4. Presenting Code and Grading

At the beginning of the year, I have all of my students fill out a Google form to provide their Github URIs. Google then generates a spreadsheet that organizes all of that information. Throughout the year, if I ever want to see what a student has been doing, no matter where I am, I can either pull his or her repository into Eclipse or view it online through Github. That means I can grade whenever, wherever and if the student has to present in front of the class, it only takes about 30 seconds to import all of his or her code onto my machine. It's astonishing to think I actually used to have my students copy, paste and email their source code.

5. Working in Groups 

I recently had students complete a project, working in groups of four. At the end of the year, they will complete a project as a whole class. Between now and then, I will teach them how to use branches, but until them, I have simplified the procedures for setting up and collaborating on a Git repository. One student acts as the administrator. This student creates a repository on his or her own Github account. The student must manually add the user names of the other member of  the group to the repository's list of collaborators, which can be found in Settings. The admin is solely responsible for the Main class (the class that contains the 'main' method.) All of the other members of the group create and maintain their own class files. As long as every student only makes edits to their own class file and the admin is the only one who makes edits to the Main class, merge conflicts are completely avoided. The students must be taught that they cannot push their own code until after they have pulled commits by the other members of their team. With these norms in place, working together is easy. Not only is it easy, but it provides information that is not available any other way. In Eclipse (and on Github) you can view the history of commits on a given branch. This history shows every commit by every student and the time of the commit. A teacher can see if a student is not pulling his or her own weight or if a student appears to be procrastinating. Furthermore, using the history, a teacher can checkout the project at any time in its history. For example, I assigned a project that was due Friday at 2:00pm. It took nearly a week for all of the groups to present, but the group that presented last had no advantage over the group that presented first: I only checked out commits that had been made before the deadline! 

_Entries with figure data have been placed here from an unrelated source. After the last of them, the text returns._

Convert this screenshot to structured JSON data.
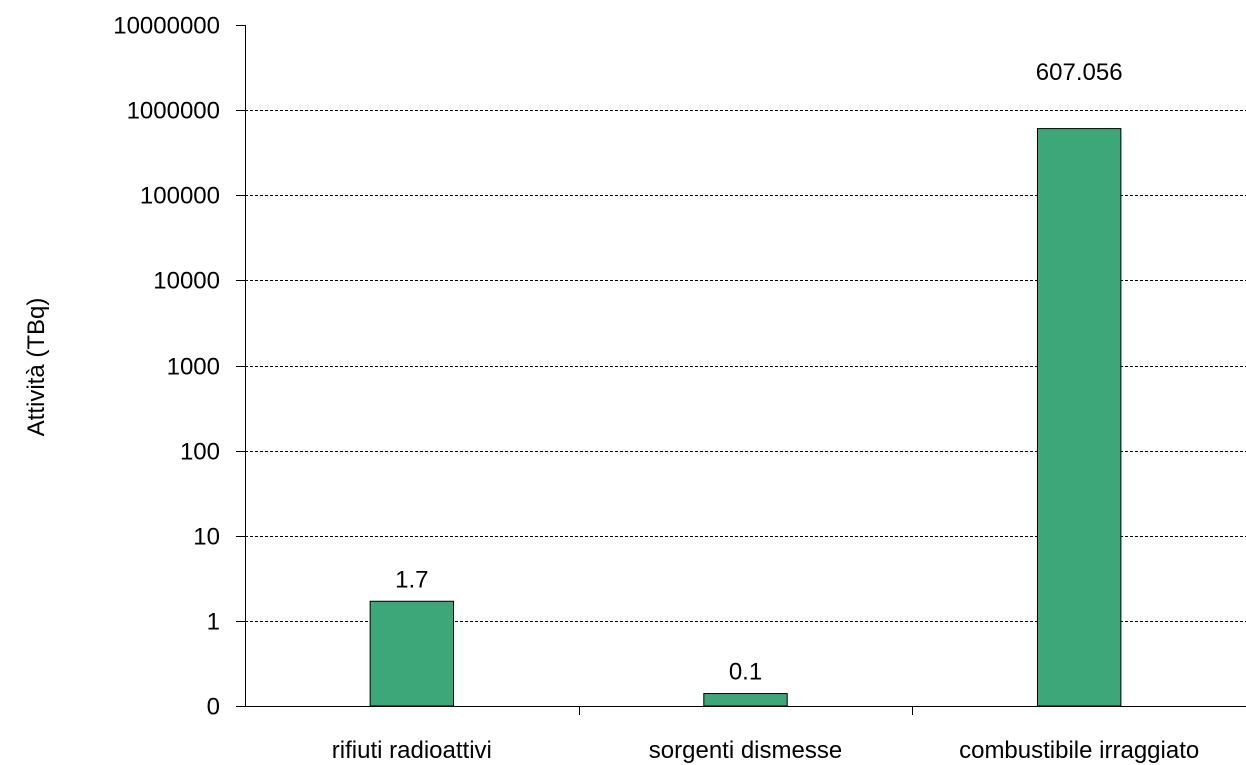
{
  "chart_data": {
    "type": "bar",
    "categories": [
      "rifiuti radioattivi",
      "sorgenti dismesse",
      "combustibile irraggiato"
    ],
    "values": [
      1.7,
      0.14,
      607056
    ],
    "data_labels": [
      "1.7",
      "0.1",
      "607.056"
    ],
    "ylabel": "Attività (TBq)",
    "yscale": "log",
    "ylim": [
      0.1,
      10000000
    ],
    "yticks": [
      {
        "value": 0.1,
        "label": "0"
      },
      {
        "value": 1,
        "label": "1"
      },
      {
        "value": 10,
        "label": "10"
      },
      {
        "value": 100,
        "label": "100"
      },
      {
        "value": 1000,
        "label": "1000"
      },
      {
        "value": 10000,
        "label": "10000"
      },
      {
        "value": 100000,
        "label": "100000"
      },
      {
        "value": 1000000,
        "label": "1000000"
      },
      {
        "value": 10000000,
        "label": "10000000"
      }
    ],
    "grid": true,
    "bar_color": "#3da77a",
    "bar_edge_color": "#000000"
  }
}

Students must be added as Collaborators via the Settings tab in Github. Public repositories are visible and can be forked by anyone. In order to push to a repository, one must own the repository or me listed as a collaborator.

Students must be added as Collaborators via the Settings tab in Github. Public repositories are visible and can be forked by anyone. In order to push to a repository, one must own the repository or me listed as a collaborator.

 

Next Steps

I've only touched the surface of what Git can do. I would encourage you to learn more about how you can use Git by learning more about multiple branches, which is really a necessity if you are planning on assigning a major project that might go through multiple versions. Some thing else you might try doing is looking at real world, open source projects via Github. One could even fork such projects and customize them in class! While the learning curve may seem a bit intimidating in the beginning, I am sure your students will enjoy the possibilities that become available to them once managing a repository becomes routine.